Whereas traders and manufacturers had resisted implementation of digital tax stamps in 2019, they have since complied with government seeking to widen the coverage to include other goods. Photo / File 

What you need to know:

  • The proposals now before Parliament suggest that any person who tampers with or alters a digital tax stamps machine commits an offence, which on conviction, attracts a fine or imprisonment.

Manufactures and traders who tamper with a digital tax stamps machine will pay at least Shs30m or face three years in prison, according to proposals under the Tax Procedure Code (Amendment) Bill, 2023. 

The Bill, which is now under consideration by Parliament, indicates that, among others, any person found to have tampered with or altered a digital tax stamps machine commits an offence, which on conviction, attracts a fine or imprisonment.  

“A person who makes an unauthorised interference to, or tampers with, a digital tax stamps machine commits an offence and is liable, on conviction, to a fine not exceeding one thousand five hundred currency [1,500] points or imprisonment not exceeding ten [10] years,” the proposed amendments read in part. 

The proposals, which seek to amend the Tax Procedures Code Act, 2014, also want to establish penalties for anyone found to have fixed and activated digital tax stamps on wrong goods, brands or volume other than those gazetted for the purpose. 

The offence, in this regard, will attract a penalty of Shs10m, which is equivalent to 500 currency points or three years in imprison, on conviction. 

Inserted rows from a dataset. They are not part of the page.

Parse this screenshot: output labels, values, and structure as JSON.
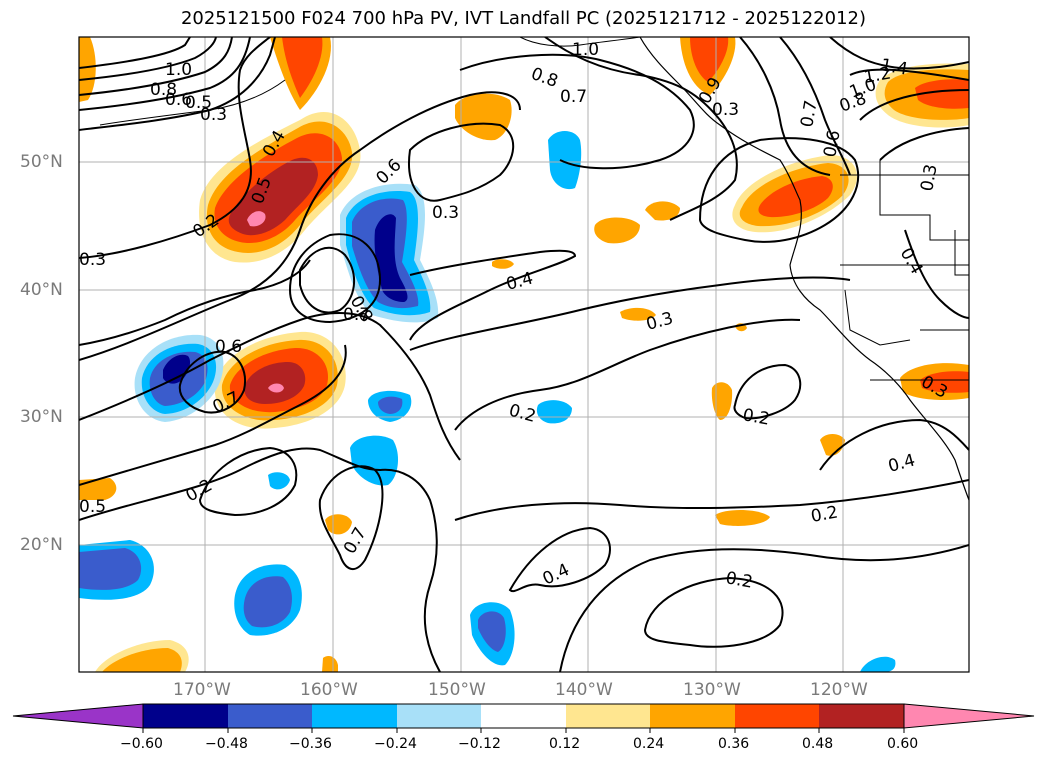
{
  "title": "2025121500 F024 700 hPa PV, IVT Landfall PC (2025121712 - 2025122012)",
  "lat_labels": [
    "50°N",
    "40°N",
    "30°N",
    "20°N"
  ],
  "lon_labels": [
    "170°W",
    "160°W",
    "150°W",
    "140°W",
    "130°W",
    "120°W"
  ],
  "contour_labels": [
    "1.0",
    "0.8",
    "0.6",
    "0.5",
    "0.3",
    "0.4",
    "0.5",
    "0.2",
    "0.3",
    "0.6",
    "0.3",
    "0.8",
    "0.7",
    "0.6",
    "0.7",
    "0.2",
    "0.5",
    "0.4",
    "0.3",
    "0.2",
    "0.2",
    "0.7",
    "0.4",
    "0.2",
    "0.4",
    "0.2",
    "1.0",
    "0.8",
    "0.7",
    "0.9",
    "0.3",
    "0.7",
    "0.6",
    "1.4",
    "1.2",
    "1.0",
    "0.8",
    "0.3",
    "0.4",
    "0.3"
  ],
  "colorbar": {
    "ticks": [
      "−0.60",
      "−0.48",
      "−0.36",
      "−0.24",
      "−0.12",
      "0.12",
      "0.24",
      "0.36",
      "0.48",
      "0.60"
    ],
    "colors": [
      "#9a34c8",
      "#00008b",
      "#3a5ccc",
      "#00b8ff",
      "#a8e0f8",
      "#ffffff",
      "#ffe690",
      "#ffa500",
      "#ff4500",
      "#b22222",
      "#ff87b0"
    ]
  },
  "map_colors": {
    "land_outline": "#000000",
    "grid": "#b0b0b0",
    "pv_contour": "#000000"
  }
}
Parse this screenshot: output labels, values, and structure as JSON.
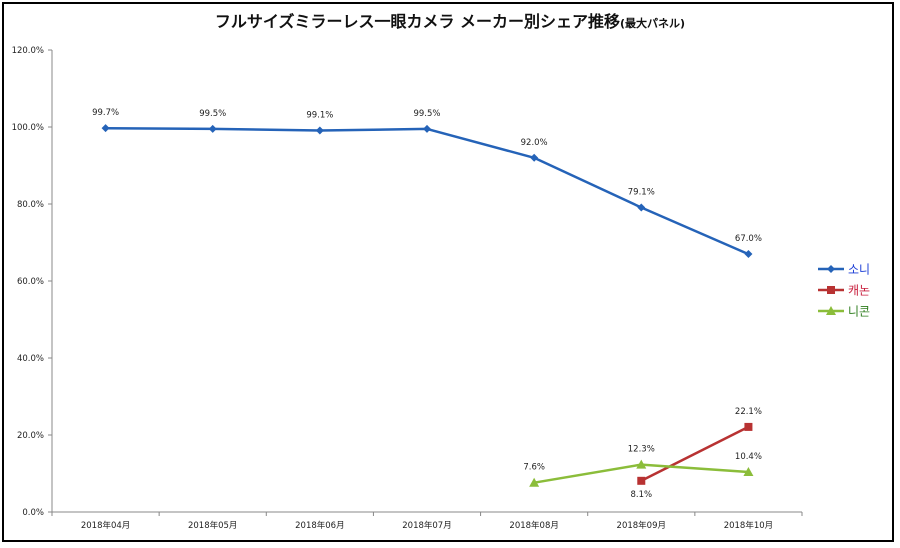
{
  "chart_data": {
    "type": "line",
    "title": "フルサイズミラーレス一眼カメラ メーカー別シェア推移",
    "subtitle": "(最大パネル)",
    "categories": [
      "2018年04月",
      "2018年05月",
      "2018年06月",
      "2018年07月",
      "2018年08月",
      "2018年09月",
      "2018年10月"
    ],
    "y_tick_labels": [
      "0.0%",
      "20.0%",
      "40.0%",
      "60.0%",
      "80.0%",
      "100.0%",
      "120.0%"
    ],
    "ylim": [
      0,
      120
    ],
    "grid": false,
    "legend_position": "right",
    "series": [
      {
        "name": "소니",
        "color": "#2563b8",
        "legend_text_color": "#1d3fd6",
        "marker": "diamond",
        "values": [
          99.7,
          99.5,
          99.1,
          99.5,
          92.0,
          79.1,
          67.0
        ],
        "labels": [
          "99.7%",
          "99.5%",
          "99.1%",
          "99.5%",
          "92.0%",
          "79.1%",
          "67.0%"
        ]
      },
      {
        "name": "캐논",
        "color": "#b83232",
        "legend_text_color": "#c81e3c",
        "marker": "square",
        "values": [
          null,
          null,
          null,
          null,
          null,
          8.1,
          22.1
        ],
        "labels": [
          null,
          null,
          null,
          null,
          null,
          "8.1%",
          "22.1%"
        ]
      },
      {
        "name": "니콘",
        "color": "#8bbd3a",
        "legend_text_color": "#2e7d1e",
        "marker": "triangle",
        "values": [
          null,
          null,
          null,
          null,
          7.6,
          12.3,
          10.4
        ],
        "labels": [
          null,
          null,
          null,
          null,
          "7.6%",
          "12.3%",
          "10.4%"
        ]
      }
    ]
  }
}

Each currency point is equivalent to Shs20,000. The amendments are expected to take effect on July 1.  

In 2019 government introduced digital stamps for a number of goods, among which included mineral water, beer, spirits, wine, soda, and cigarettes. 

Digital tax stamps, introduced under government’s Digital Tax Trucking Solutions, are part of the larger plan through which government is seeking to close tax leakages as well as maximize tax collections. 

Manufacturers had initially resisted the tax stamps citing an increase in the cost of business but have since complied with government extending the stamps to other commodities, among which include sugar and cement.  

Mr Moses Kaggwa, the Ministry of Finance director for economic monitoring, told Monitor yesterday the amendments seek to streamline government’s agenda through which it will increase tax revenues. 

Waiving interest

Under the proposed amendments, government is also seeking to waive interest charged if it exceeds the aggregate of the principal tax and the penal tax. 

“For the avoidance of doubt, where interest due and payable under a tax law as at [July 1], 2017 exceeds the aggregate of the principal tax and the penal tax, the interest in excess of the aggregate is waived,” the amendments read in part. The amendments further propose a waiver for payment of interest and penalty by a taxpayer, where such as taxpayer voluntarily pays the principal outstanding before December 31, 2023.

“The Commissioner shall waive the payment of interest and penalty by a taxpayer on a pro-rata basis, where the taxpayer voluntarily pays part of the principal tax outstanding at June 30, 2023, by December 31, 2023,” the Bill reads.